2005年7月19日には、職員会議で議題になったのか、朝のホームルームにて担任の教師から、「全校集会の時には番号順で並ぶように」という話が改めてあったのですが、曽根高哉は「番号順だと?そんなもん知らねーし。そんなもん、認めねー」と愚痴っていました。ホームルームの最中でしたので、その音量は「口の中で言う」範囲でしたが、口調はたいへん不機嫌そうでした。その時期の、教室内での私と曽根高哉の座席は、囲碁でいう桂馬の位置関係にあり、曽根高哉が、私に聞かせるつもりだったのか、微妙な距離でしたが、問題は、私がこのホームルーム中に曽根高哉がまったく改心しなかったのを知ったということです。
私はその日の「薬物乱用防止講習会」でも、自ら曽根高哉の前の位置に並んでしまいました。ただ、私の前にいる人物は、もはや古堂あかりではなく佐藤辰巳でした。担任の教師は、特に曽根高哉や私を指して、規律を守るようにと言ったのではありませんでした。クラス全体で、いや学年全体で50音順に並ぶルールがなし崩しになりかけていたということなのです。
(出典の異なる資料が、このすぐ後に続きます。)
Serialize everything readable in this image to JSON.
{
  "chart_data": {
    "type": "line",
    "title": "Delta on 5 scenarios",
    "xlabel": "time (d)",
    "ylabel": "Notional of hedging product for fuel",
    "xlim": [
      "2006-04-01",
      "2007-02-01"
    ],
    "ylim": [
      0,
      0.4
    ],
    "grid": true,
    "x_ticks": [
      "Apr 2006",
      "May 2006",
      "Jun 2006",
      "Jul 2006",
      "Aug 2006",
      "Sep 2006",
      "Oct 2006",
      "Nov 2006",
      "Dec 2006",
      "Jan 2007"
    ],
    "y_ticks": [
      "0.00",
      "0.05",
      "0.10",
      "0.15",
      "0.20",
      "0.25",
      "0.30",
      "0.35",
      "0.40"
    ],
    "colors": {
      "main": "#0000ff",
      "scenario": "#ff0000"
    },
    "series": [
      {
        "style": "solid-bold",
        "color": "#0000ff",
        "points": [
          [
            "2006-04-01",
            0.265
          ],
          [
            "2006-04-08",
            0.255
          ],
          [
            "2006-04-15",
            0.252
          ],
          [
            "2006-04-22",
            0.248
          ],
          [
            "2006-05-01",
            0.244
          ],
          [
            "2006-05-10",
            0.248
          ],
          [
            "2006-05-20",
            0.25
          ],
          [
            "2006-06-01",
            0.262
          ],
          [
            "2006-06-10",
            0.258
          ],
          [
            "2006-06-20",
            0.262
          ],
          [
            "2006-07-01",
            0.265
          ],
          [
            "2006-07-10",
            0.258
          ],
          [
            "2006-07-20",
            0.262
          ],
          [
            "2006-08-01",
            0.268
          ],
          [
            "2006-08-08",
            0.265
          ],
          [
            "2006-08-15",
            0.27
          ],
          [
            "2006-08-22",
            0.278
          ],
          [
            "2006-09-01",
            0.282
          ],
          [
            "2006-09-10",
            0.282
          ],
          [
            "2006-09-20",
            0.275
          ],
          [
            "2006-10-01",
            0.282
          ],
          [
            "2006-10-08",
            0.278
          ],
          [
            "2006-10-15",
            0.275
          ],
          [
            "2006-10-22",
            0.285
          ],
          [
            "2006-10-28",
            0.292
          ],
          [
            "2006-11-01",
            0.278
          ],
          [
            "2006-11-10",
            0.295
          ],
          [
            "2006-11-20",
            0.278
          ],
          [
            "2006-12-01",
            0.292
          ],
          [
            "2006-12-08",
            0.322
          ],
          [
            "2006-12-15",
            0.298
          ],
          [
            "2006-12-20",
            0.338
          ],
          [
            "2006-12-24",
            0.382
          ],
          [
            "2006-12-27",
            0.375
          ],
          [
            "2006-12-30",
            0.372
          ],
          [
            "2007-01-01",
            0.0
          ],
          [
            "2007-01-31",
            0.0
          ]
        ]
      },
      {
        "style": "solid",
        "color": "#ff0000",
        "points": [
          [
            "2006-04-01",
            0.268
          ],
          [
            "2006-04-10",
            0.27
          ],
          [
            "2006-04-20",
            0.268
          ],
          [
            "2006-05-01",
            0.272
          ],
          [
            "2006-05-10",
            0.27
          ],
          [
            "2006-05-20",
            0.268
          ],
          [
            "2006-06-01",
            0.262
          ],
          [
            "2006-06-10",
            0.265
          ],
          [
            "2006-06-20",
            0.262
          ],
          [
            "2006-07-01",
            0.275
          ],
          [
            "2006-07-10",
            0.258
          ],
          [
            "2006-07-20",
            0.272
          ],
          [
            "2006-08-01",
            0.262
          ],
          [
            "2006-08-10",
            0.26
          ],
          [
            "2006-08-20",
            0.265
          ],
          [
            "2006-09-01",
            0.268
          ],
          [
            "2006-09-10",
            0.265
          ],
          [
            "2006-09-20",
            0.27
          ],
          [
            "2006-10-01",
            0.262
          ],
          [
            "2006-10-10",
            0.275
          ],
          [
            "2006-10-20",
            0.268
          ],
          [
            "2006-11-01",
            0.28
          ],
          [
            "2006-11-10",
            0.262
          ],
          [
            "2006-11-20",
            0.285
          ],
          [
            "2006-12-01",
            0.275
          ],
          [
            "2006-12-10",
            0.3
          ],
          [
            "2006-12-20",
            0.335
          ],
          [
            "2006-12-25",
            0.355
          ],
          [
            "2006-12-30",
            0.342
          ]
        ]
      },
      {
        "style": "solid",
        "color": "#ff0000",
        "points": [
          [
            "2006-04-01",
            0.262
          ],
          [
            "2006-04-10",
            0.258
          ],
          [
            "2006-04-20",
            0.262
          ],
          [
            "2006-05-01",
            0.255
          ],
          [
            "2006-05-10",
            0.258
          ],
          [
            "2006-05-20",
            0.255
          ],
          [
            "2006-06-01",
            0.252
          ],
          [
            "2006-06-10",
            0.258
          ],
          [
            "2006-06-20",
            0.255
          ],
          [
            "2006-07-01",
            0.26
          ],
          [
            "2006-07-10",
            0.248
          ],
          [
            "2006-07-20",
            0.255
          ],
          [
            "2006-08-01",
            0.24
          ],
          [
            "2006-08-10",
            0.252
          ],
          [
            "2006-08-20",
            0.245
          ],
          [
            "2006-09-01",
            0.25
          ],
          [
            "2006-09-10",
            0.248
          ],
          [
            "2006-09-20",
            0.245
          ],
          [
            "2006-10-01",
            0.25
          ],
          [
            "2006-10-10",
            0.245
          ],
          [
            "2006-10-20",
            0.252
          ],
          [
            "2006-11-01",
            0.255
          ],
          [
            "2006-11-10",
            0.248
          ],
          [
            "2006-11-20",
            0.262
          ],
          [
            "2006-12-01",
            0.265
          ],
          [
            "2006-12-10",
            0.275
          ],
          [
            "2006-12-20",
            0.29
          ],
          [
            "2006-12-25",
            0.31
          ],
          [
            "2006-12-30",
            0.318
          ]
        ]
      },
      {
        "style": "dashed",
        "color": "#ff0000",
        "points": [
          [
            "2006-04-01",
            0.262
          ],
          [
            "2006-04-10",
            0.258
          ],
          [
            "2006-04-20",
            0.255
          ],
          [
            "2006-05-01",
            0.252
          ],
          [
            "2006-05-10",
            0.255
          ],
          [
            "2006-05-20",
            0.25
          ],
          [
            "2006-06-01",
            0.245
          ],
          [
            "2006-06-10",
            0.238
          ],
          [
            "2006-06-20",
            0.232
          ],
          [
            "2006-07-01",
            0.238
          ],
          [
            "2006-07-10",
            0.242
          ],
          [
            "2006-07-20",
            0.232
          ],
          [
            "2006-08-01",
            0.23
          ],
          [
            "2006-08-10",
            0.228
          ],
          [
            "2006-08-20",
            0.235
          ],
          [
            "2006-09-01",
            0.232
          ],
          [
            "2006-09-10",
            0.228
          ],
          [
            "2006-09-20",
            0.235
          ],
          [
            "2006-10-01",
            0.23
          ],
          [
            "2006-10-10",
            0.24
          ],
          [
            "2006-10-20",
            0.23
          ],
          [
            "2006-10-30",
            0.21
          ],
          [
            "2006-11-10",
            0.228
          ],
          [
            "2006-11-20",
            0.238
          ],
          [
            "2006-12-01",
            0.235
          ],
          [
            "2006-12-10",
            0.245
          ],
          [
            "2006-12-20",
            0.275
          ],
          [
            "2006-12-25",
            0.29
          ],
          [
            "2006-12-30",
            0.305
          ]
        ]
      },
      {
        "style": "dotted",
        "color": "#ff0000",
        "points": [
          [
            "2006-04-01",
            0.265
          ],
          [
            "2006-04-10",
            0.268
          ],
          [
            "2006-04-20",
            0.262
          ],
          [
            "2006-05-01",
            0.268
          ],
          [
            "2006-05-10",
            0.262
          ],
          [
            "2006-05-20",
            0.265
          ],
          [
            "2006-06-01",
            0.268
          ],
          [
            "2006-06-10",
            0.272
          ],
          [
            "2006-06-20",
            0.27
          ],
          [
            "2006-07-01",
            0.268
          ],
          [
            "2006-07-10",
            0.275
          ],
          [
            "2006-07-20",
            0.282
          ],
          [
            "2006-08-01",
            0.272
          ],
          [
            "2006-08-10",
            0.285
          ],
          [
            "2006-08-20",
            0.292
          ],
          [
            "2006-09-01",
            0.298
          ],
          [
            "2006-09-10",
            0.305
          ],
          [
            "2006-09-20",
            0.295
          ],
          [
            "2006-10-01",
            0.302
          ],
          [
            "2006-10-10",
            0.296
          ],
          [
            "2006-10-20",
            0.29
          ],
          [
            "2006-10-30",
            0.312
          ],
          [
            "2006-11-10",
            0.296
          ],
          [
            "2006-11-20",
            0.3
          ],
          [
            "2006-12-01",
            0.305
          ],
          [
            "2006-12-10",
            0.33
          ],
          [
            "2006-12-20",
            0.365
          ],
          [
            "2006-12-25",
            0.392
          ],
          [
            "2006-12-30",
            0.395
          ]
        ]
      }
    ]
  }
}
入学したての頃こそ、誰とも深い仲を築けていない心許なさや、規則を破ることでどの程度罰せられるかを知らない所から学校側の制定した規律に従う方に判断を傾けた一学年の生徒も、年度の初めから数ヶ月を過ごした今では、多くが初々しさを失い、「決まりに違反してでも全校集会を気心の知れた友人との絆を強める場にしたい」という意見を持つ人が、過半を占めつつあったのでした。
すべてのクラスに、担任教師から指導があったと思われるこの日も、違法薬物の啓発ビデオが上映された空間では、前後の同級生にいつでも雑談を振ろうと半身であぐらをかいた人が何人も混ざったガタガタの縦列が、それに、男女混合名簿なので、紅白まばらになるはずなのに、女子のほとんどがひとかたまりになって前か後ろに固まっている縦列が、横並びともなく横並びになり、上映中スクリーンに茶々を入れる声が間断なく聞かれました。
朝のホームルームでの注意が功を奏していないのは誰の目にも一目瞭然のはずでしたが、担任の教師がイベント中わざわざ指導に割り込むということはありませんでした。
7月20日には一学期の終業式がありましたが、その様相は、言わずもがなでした。